On Saturday, February 1, 2025, it was announced that President Donald Trump had removed Rohit Chopra as director of the Consumer Financial Protection Bureau (CFPB). In a statement from the CFPB on February 3, 2025, recently confirmed Treasury Secretary Scott Bessent is now the acting director for the CFPB.
Following the news of Bessent’s role at the CFPB, multiple sources have reported that Bessent has ordered CFPB staff to cease all rulemaking, litigation, enforcement, and communications. The halt of activities includes suspending effective dates for all final rules that have not taken effect and to not approve or issue proposed or final rules or guidance. CFPB lawyers were instructed to request continuations for active litigation matters, and staff are not to commence or settle any enforcement actions. The instructions to CFPB staff do not seem to address supervisory activities, so, presumably, the CFPB will continue exercising its supervision authority; however, without enforcement power, supervisory activities may nonetheless be paused as a result.
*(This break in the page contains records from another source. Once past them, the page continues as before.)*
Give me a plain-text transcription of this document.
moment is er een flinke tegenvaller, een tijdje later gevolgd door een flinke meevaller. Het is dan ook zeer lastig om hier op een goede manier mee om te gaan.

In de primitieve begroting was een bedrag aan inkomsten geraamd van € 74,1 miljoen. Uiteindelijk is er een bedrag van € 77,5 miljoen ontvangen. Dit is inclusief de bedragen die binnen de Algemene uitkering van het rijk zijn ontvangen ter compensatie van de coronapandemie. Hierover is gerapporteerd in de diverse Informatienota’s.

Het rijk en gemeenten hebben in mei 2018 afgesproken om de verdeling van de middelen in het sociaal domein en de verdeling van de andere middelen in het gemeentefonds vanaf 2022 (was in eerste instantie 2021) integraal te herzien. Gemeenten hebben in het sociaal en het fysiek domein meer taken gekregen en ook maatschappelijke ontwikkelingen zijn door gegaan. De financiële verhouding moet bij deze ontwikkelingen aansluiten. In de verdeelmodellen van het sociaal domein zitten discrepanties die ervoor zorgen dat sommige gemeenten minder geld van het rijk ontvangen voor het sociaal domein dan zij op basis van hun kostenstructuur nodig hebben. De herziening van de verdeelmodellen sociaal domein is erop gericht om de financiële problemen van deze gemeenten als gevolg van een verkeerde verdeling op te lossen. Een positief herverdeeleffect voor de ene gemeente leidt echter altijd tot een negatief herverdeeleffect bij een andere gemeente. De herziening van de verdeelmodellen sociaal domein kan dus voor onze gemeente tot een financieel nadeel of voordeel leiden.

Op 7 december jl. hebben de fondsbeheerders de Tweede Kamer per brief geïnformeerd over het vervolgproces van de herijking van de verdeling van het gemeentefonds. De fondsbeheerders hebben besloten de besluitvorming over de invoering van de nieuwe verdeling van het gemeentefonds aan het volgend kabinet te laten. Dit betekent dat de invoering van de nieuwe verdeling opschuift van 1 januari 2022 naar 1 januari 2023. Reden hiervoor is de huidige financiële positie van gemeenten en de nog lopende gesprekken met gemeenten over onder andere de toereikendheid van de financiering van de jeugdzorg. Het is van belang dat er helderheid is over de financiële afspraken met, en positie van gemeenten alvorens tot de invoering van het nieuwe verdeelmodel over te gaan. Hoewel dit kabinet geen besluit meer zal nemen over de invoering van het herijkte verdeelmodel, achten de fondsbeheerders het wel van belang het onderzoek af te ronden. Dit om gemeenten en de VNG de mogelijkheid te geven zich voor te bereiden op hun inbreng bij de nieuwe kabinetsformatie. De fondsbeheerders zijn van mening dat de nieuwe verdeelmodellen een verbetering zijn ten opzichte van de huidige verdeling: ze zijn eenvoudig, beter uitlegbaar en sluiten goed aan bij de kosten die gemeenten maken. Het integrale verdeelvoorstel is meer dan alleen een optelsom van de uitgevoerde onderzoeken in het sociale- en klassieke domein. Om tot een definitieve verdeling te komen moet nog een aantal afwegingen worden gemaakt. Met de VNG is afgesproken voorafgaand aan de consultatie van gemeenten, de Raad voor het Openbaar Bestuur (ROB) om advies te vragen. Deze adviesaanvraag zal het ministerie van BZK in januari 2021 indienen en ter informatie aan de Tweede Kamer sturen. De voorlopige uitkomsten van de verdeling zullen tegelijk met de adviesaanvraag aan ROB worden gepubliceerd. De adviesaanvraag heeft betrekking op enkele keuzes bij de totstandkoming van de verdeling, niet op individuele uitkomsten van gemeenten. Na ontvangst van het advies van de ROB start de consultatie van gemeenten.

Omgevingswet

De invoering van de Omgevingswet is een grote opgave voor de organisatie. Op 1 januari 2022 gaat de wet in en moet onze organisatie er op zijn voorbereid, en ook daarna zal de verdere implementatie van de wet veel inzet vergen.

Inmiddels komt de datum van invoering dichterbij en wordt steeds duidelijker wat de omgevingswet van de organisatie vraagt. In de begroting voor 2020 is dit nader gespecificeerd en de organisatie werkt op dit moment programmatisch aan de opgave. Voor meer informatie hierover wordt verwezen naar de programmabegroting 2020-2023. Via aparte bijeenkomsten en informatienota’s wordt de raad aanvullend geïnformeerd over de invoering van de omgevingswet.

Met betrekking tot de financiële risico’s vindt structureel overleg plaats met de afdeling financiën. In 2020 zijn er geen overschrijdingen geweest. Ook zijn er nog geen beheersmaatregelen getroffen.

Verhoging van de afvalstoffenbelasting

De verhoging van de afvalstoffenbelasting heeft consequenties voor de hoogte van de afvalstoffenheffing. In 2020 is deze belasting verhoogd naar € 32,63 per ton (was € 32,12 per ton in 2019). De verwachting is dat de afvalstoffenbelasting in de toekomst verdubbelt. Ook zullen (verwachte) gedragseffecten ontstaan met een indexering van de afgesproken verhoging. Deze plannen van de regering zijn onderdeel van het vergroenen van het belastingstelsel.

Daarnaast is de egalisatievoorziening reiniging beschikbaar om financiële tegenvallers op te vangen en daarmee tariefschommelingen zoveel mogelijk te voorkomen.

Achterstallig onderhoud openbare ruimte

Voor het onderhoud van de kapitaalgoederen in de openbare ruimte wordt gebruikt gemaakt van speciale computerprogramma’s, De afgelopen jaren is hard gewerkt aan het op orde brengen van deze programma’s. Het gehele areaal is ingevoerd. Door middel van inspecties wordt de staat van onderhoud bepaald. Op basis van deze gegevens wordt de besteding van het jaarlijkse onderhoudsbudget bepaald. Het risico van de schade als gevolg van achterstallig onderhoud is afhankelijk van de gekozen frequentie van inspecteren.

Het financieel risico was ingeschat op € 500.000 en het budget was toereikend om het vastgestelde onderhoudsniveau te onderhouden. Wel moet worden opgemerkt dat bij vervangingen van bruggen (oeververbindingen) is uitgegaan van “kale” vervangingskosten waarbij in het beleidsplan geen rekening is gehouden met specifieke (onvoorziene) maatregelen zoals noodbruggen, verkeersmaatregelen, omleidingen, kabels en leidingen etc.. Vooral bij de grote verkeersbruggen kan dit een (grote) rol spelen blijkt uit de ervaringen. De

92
What Should Financial Institutions Expect?
While former-director Chopra’s exit has long been expected after the reelection of President Trump, tapping the Treasury Secretary to take the role, even if temporarily, and the immediate halt of CFPB activities has created unprecedented uncertainty for the CFPB and the financial services industry. It is unclear how long the halt to the CFPB activities may last or what the future of the CFPB holds.
However, it is important for financial institutions to continue to comply with all applicable laws and regulations and to remember that many requirements enforced by the CFPB may also be enforced by other governmental authorities. For example, the CFPB promulgated Regulation B to enforce the Equal Credit Opportunity Act (ECOA). However, supervised banks and credit unions still have compliance obligations under the ECOA, which will be enforced by their prudential regulator (i.e., the Office of the Comptroller of Currency, the Federal Reserve Board, the Federal Deposit Insurance Corporation, or the National Credit Union Association). The Federal Trade Commission (FTC) is responsible for ECOA enforcement for most non-bank financial institutions including retailers, finance companies, and other creditors that are not exclusively supervised by another agency. Finally, the Department of Justice (DOJ) may bring suit under the ECOA where there is a pattern or practice of discrimination.
In addition to the ongoing compliance obligations noted above, we expect to see more action from state regulators in the financial services space. In recent years, state regulators have been active in both regulation and enforcement, particularly related to credit products, payments, and data brokers. However, we expect to see even more consumer protection action at the state level following the CFPB’s report for Strengthening State-Level Consumer Protections (“the Report”), which was issued just days before the new Trump administration took office. Notably, and in an unprecedented move by the CFPB, the Report contains specific language recommendations for CFPB-type consumer protections that state legislatures are encouraged to incorporate into state statutes.